ASCII Format Precision

The ASCII output formats of numerical data are controlled by parameters in your gmt.conf file. Longitude and latitude are formatted according to FORMAT_GEO_OUT, absolute time is under the control of FORMAT_DATE_OUT and FORMAT_CLOCK_OUT, whereas general floating point values are formatted according to FORMAT_FLOAT_OUT. Be aware that the format in effect can lead to loss of precision in ASCII output, which can lead to various problems downstream. If you find the output is not written with enough precision, consider switching to binary output (-bo if available) or specify more decimals using the FORMAT_FLOAT_OUT setting.

Examples

To generate points every 10km along a great circle from 10N,50W to 30N,10W:

gmt project -C-50/10 -E-10/30 -G10 -Q > great_circle_points.xyp

(Note that great_circle_points.xyp could now be used as input for grdtrack, etc. ).

To generate points every 1 degree along a great circle from 30N,10W with azimuth 30 and covering a full 360, try:

gmt project -C10W/30N -A30 -G1 -L-180/180 > great_circle.txt

To generate points every 10km along a small circle of colatitude 60 from 10N,50W to 30N,10W:

gmt project -C-50/10 -E-10/30 -G10/60 -Q > small_circle_points.xyp

To create a partial small circle of colatitude 80 about a pole at 40E,85N, with extent of 45 degrees to either side of the meridian defined by the great circle from the pole to a point 15E,15N, try

gmt project -C15/15 -T40/85 -G1/80 -L-45/45 > some_circle.xyp

To project the shiptrack gravity, magnetics, and bathymetry in c2610.xygmb along a great circle through an origin at 30S, 30W, the great circle having an azimuth of N20W at the origin, keeping only the data from NE of the profile and within +/- 500 km of the origin, run:

gmt project c2610.xygmb -C-30/-30 -A-20 -W-10000/0 -L-500/500 -Fpz -Q > c2610_projected.pgmb

(Note in this example that -W-10000/0 is used to admit any value with a large negative q coordinate. This will take those points which are on our right as we walk along the great circle path, or to the NE in this example.)

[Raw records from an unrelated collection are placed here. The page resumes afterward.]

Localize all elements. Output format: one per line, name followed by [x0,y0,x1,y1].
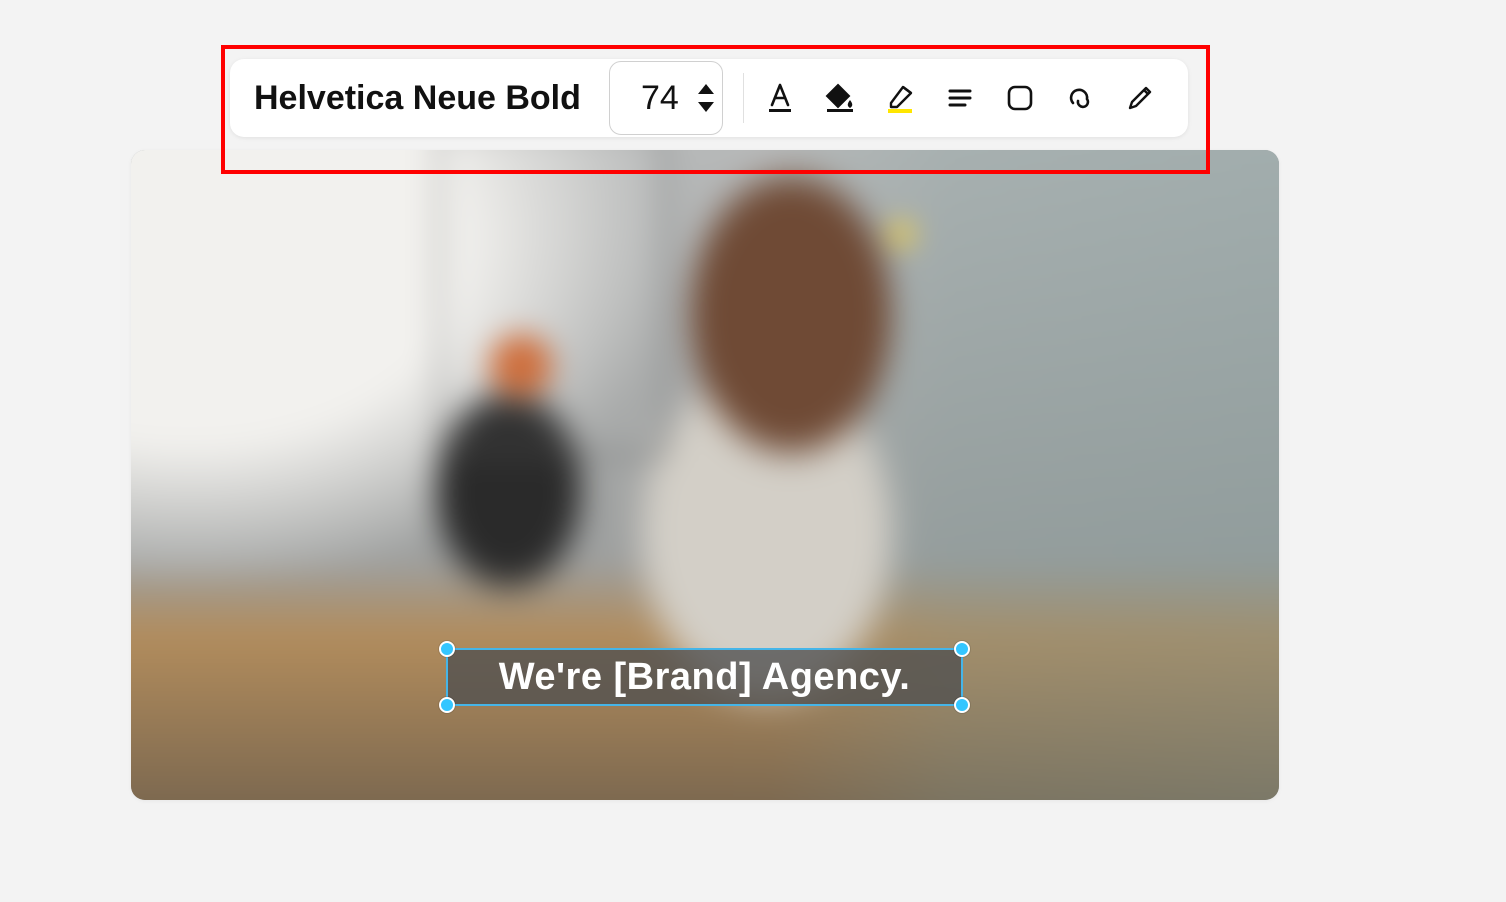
font-family-selector[interactable]: Helvetica Neue Bold [254,79,609,118]
fill-color-icon [823,81,857,115]
font-size-decrease-icon[interactable] [698,102,714,112]
resize-handle-bottom-right[interactable] [954,697,970,713]
highlight-icon [883,81,917,115]
fill-color-button[interactable] [810,68,870,128]
align-button[interactable] [930,68,990,128]
highlight-button[interactable] [870,68,930,128]
edit-button[interactable] [1110,68,1170,128]
resize-handle-top-right[interactable] [954,641,970,657]
selected-text-content: We're [Brand] Agency. [499,656,911,699]
edit-icon [1123,81,1157,115]
font-size-steppers [698,84,714,112]
text-color-icon [763,81,797,115]
text-color-button[interactable] [750,68,810,128]
font-size-increase-icon[interactable] [698,84,714,94]
font-size-value: 74 [636,79,684,118]
effects-icon [1063,81,1097,115]
align-icon [943,81,977,115]
toolbar-divider [743,73,744,123]
layer-button[interactable] [990,68,1050,128]
selected-text-element[interactable]: We're [Brand] Agency. [446,648,963,706]
editor-stage: We're [Brand] Agency. Helvetica Neue Bol… [0,0,1506,902]
font-size-input[interactable]: 74 [609,61,723,135]
layer-icon [1003,81,1037,115]
resize-handle-top-left[interactable] [439,641,455,657]
design-canvas[interactable]: We're [Brand] Agency. [131,150,1279,800]
text-toolbar: Helvetica Neue Bold 74 [230,59,1188,137]
effects-button[interactable] [1050,68,1110,128]
toolbar-annotation-box: Helvetica Neue Bold 74 [221,45,1210,174]
resize-handle-bottom-left[interactable] [439,697,455,713]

To make a Cartesian coordinate transformation of mydata.xy so that the new origin is at 5,3 and the new x axis (p) makes an angle of 20 degrees with the old x axis, use:

gmt project mydata.xy -C5/3 -A70 -Fpq > mydata.pq

To take data in the file pacific.lonlat and transform it into oblique coordinates using a pole from the hotspot reference frame and placing the oblique zero meridian (p = 0 line) through Tahiti, run:

gmt project pacific.lonlat -T-75/68 -C-149:26/-17:37 -Fpq > pacific.pq

Suppose that pacific_topo.nc is a grid file of bathymetry, and you want to make a file of flowlines in the hotspot reference frame. If you run:

gmt grd2xyz pacific_topo.nc | project -T-75/68 -C0/-90 -Fxyq | xyz2grd -Retc -Ietc -Cflow.nc

then flow.nc is a file in the same area as pacific_topo.nc, but flow contains the latitudes about the pole of the projection. You now can use grdcontour on flow.nc to draw lines of constant oblique latitude, which are flow lines in the hotspot frame.

If you have an arbitrarily rotation pole px/py and you would like to draw an oblique small circle on a map, you will first need to make a file with the oblique coordinates for the small circle (i.e., lon = 0-360, lat is constant), then create a file with two records: the north pole (0/90) and the origin (0/0), and find what their oblique coordinates are using your rotation pole. Now, use the projected North pole and origin coordinates as the rotation pole and center, respectively, and project your file as in the pacific example above. This gives coordinates for an oblique small circle.